Let's address the context of these recent debates -- debates which seem like just a comma in the lengthy polemics of our age. Both the president and the former president are typical targets of the partisan blogosphere. Both debates address issues that we should either have settled or have never raised.

The former, the one that should be settled, is that Bill Clinton did not do enough to get Osama bin Laden -- neither has George W. Bush. Yet, bloggers, such as Arianna Huffington and numerous others, have addressed the matter at length. The only worthwhile entry that I found in the five minutes I spent reviewing this issue comes from Ace of Spades. He has a New York Times excerpt in which Trent Lott and Newt Gingrich support Bill Clinton in his fight against terror.

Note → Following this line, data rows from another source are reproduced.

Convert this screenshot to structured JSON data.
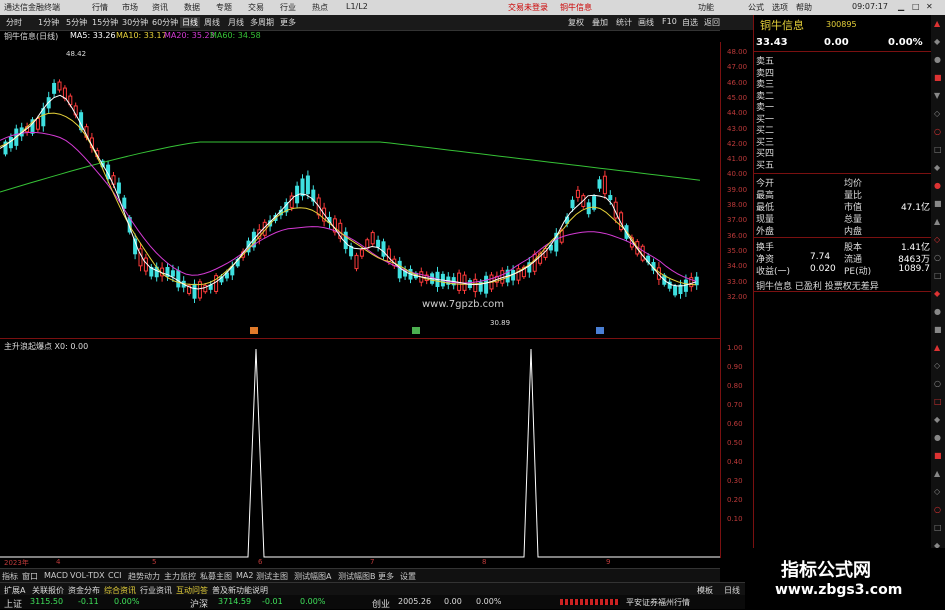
{
  "window": {
    "title": "通达信金融终端",
    "trade_login": "交易未登录",
    "stock_tab": "铜牛信息",
    "right_menu": [
      "功能",
      "公式",
      "选项",
      "帮助"
    ],
    "clock": "09:07:17"
  },
  "menu": [
    "分时",
    "1分钟",
    "5分钟",
    "15分钟",
    "30分钟",
    "60分钟",
    "日线",
    "周线",
    "月线",
    "多周期",
    "更多"
  ],
  "top_menu": [
    "行情",
    "市场",
    "资讯",
    "数据",
    "专题",
    "交易",
    "行业",
    "热点",
    "L1/L2"
  ],
  "toolbar": [
    "复权",
    "叠加",
    "统计",
    "画线",
    "F10",
    "自选",
    "返回"
  ],
  "chart_info": {
    "name": "铜牛信息(日线)",
    "ma5": "MA5: 33.26",
    "ma10": "MA10: 33.17",
    "ma20": "MA20: 35.23",
    "ma60": "MA60: 34.58",
    "high_label": "48.42",
    "low_label": "30.89",
    "watermark": "www.7gpzb.com"
  },
  "price_axis": [
    "48.00",
    "47.00",
    "46.00",
    "45.00",
    "44.00",
    "43.00",
    "42.00",
    "41.00",
    "40.00",
    "39.00",
    "38.00",
    "37.00",
    "36.00",
    "35.00",
    "34.00",
    "33.00",
    "32.00"
  ],
  "sub_chart": {
    "title": "主升浪起爆点 X0: 0.00",
    "axis": [
      "1.00",
      "0.90",
      "0.80",
      "0.70",
      "0.60",
      "0.50",
      "0.40",
      "0.30",
      "0.20",
      "0.10"
    ]
  },
  "date_axis": [
    "2023年",
    "4",
    "5",
    "6",
    "7",
    "8",
    "9"
  ],
  "bottom_tabs": [
    "指标",
    "窗口",
    "MACD",
    "VOL-TDX",
    "CCI",
    "趋势动力",
    "主力监控",
    "私募主图",
    "MA2",
    "测试主图",
    "测试幅图A",
    "测试幅图B",
    "更多",
    "设置"
  ],
  "right_panel": {
    "stock_name": "铜牛信息",
    "stock_code": "300895",
    "price": "33.43",
    "change": "0.00",
    "change_pct": "0.00%",
    "order_rows": [
      "卖五",
      "卖四",
      "卖三",
      "卖二",
      "卖一",
      "买一",
      "买二",
      "买三",
      "买四",
      "买五"
    ],
    "stats": [
      {
        "l": "今开",
        "r": "均价",
        "v": ""
      },
      {
        "l": "最高",
        "r": "量比",
        "v": ""
      },
      {
        "l": "最低",
        "r": "市值",
        "v": "47.1亿"
      },
      {
        "l": "现量",
        "r": "总量",
        "v": ""
      },
      {
        "l": "外盘",
        "r": "内盘",
        "v": ""
      }
    ],
    "fin": [
      {
        "l": "换手",
        "lv": "",
        "r": "股本",
        "rv": "1.41亿"
      },
      {
        "l": "净资",
        "lv": "7.74",
        "r": "流通",
        "rv": "8463万"
      },
      {
        "l": "收益(一)",
        "lv": "0.020",
        "r": "PE(动)",
        "rv": "1089.7"
      }
    ],
    "note": "铜牛信息 已盈利 投票权无差异"
  },
  "status_bar": {
    "items": [
      "扩展A",
      "关联报价",
      "资金分布",
      "综合资讯",
      "行业资讯",
      "互动问答",
      "普及新功能说明"
    ],
    "right": "日线",
    "right2": "模板"
  },
  "index_bar": {
    "sh_name": "上证",
    "sh_val": "3115.50",
    "sh_chg": "-0.11",
    "sh_pct": "0.00%",
    "hs_name": "沪深",
    "hs_val": "3714.59",
    "hs_chg": "-0.01",
    "hs_pct": "0.00%",
    "cy_name": "创业",
    "cy_val": "2005.26",
    "cy_chg": "0.00",
    "cy_pct": "0.00%",
    "broker": "平安证券福州行情"
  },
  "bottom_watermark": {
    "line1": "指标公式网",
    "line2": "www.zbgs3.com"
  },
  "colors": {
    "up": "#ff3b3b",
    "down": "#3fe0e0",
    "ma5": "#ffffff",
    "ma10": "#e6d13a",
    "ma20": "#d43ad4",
    "ma60": "#36c236",
    "axis": "#bd3a3a"
  }
}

Next, an issue that is not an issue, concerns the current president in last week's interview with Wolf Blitzer. George W. Bush said the following: "Admittedly, it seems like a decade ago. I like to tell people when the final history is written on Iraq, it will look like just a comma because there is — my point is, there’s a strong will for democracy."

Crooks and Liars, among others, are aghast that the president would refer to today's events as "just a comma". OK, the president is hardly a wordsmith and this was a very poor analogy. However, the more alarming part of this quote is that in response to all the trouble in Iraq the president insists that a "strong will for democracy" will carry the day. The United Nations, numerous foreign policy analysts, former supporters of the war, et al state that the country is in dire political turmoil. Iraq may soon break into a decidedly weak, undemocratic, unreliable state. Al Qaeda has a foot-hold in al Anbar. Maybe more than a foot-hold: a bridge-head. There is grotesque sectarian violence on a daily basis.

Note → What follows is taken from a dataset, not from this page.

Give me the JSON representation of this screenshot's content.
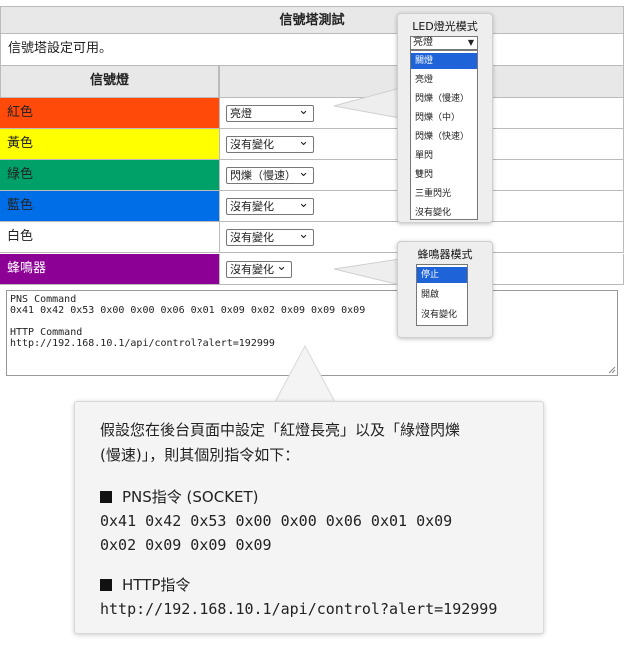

Let's not chastise George W. Bush for a poor attempt at sounding clever. Let's not chastise Bill Clinton for past mistakes -- no interview will rebuild the two towers and bring 3,000 people back to life. The context in which these two faux debates presently arise is one of increasing peril in Iraq and in the broader military effort against Islamic terrorists. Bin Laden remains at large, as does Zawahiri. This is shameful.

Let's focus on what is needed in Iraq and Afganistan, and not on Sunday talk shows.